Setting Aside Senator Craig’s Guilty Plea

It’s not going to happen, plain and simple. If it was so easy to set aside a guilty plea, then the Criminal Justice System would shut down. One can’t simply call a “do over” because the crappy consequences of their plea causes them regret.
Senator Larry Craig is claiming that he only pleaded guilty to a reduced charge of “disorderly conduct” because he “panicked.” Furthermore, he argues that he is a not a lawyer and consequently, he didn’t understand the “intricacies of constitutional law.” Craig’s lawyers also allege that the evidence is insufficient to support the guilty plea.


Craig is going to have to prove “manifest injustice” that “shocks the conscience.” That’s just not going to happen.
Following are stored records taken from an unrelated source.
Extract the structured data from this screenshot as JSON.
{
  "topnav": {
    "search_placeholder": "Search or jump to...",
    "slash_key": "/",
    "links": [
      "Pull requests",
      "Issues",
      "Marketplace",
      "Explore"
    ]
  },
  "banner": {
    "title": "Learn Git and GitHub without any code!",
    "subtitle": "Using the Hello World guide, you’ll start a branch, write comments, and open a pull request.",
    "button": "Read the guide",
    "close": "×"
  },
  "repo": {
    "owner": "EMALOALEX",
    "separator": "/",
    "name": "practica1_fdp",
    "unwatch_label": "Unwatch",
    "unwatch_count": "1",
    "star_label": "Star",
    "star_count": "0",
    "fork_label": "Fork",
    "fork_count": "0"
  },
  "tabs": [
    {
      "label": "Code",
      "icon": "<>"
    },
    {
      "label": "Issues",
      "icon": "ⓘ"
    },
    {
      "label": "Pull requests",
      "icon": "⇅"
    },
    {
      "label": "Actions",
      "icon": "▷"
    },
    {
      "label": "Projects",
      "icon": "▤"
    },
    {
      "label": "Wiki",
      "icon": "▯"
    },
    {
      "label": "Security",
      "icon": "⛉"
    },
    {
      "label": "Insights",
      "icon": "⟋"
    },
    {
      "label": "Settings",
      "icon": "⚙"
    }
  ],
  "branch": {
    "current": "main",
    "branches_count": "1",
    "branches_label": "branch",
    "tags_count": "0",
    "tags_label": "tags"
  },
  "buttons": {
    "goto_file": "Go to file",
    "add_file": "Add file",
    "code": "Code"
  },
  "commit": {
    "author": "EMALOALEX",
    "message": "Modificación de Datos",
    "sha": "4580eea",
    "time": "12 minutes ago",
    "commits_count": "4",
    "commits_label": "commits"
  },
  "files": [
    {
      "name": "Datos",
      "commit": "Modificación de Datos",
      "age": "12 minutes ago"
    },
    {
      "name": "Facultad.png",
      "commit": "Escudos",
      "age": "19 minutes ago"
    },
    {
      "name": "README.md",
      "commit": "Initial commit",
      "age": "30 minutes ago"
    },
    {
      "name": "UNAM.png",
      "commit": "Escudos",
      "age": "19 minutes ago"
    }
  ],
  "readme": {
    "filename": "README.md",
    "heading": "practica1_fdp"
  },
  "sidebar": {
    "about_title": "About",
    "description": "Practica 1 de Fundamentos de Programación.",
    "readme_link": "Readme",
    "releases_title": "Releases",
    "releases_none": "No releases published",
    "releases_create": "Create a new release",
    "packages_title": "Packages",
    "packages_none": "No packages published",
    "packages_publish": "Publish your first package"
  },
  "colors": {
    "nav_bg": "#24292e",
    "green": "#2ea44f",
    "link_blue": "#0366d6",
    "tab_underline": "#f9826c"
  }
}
Craig had several weeks to think about what he wanted to do before entering the plea. His acceptance of responsibility was calculated, and not something done under pressure. The record will also reveal that Craig, like most defendants who plead guilty in criminal court, knew that his guilty plea would end his case. He knew there would be no trial, no opportunity to testify, no right to call witnesses etc.

I’ve represented a number of defendants who, unlike Craig, could successfully prove that they didn’t freely, voluntarily and knowingly give up their rights when pleading guilty. The facts of those cases differ greatly with those that Craig has to work with. Bottom line, get used to the outcome Craig. It’s yours to keep.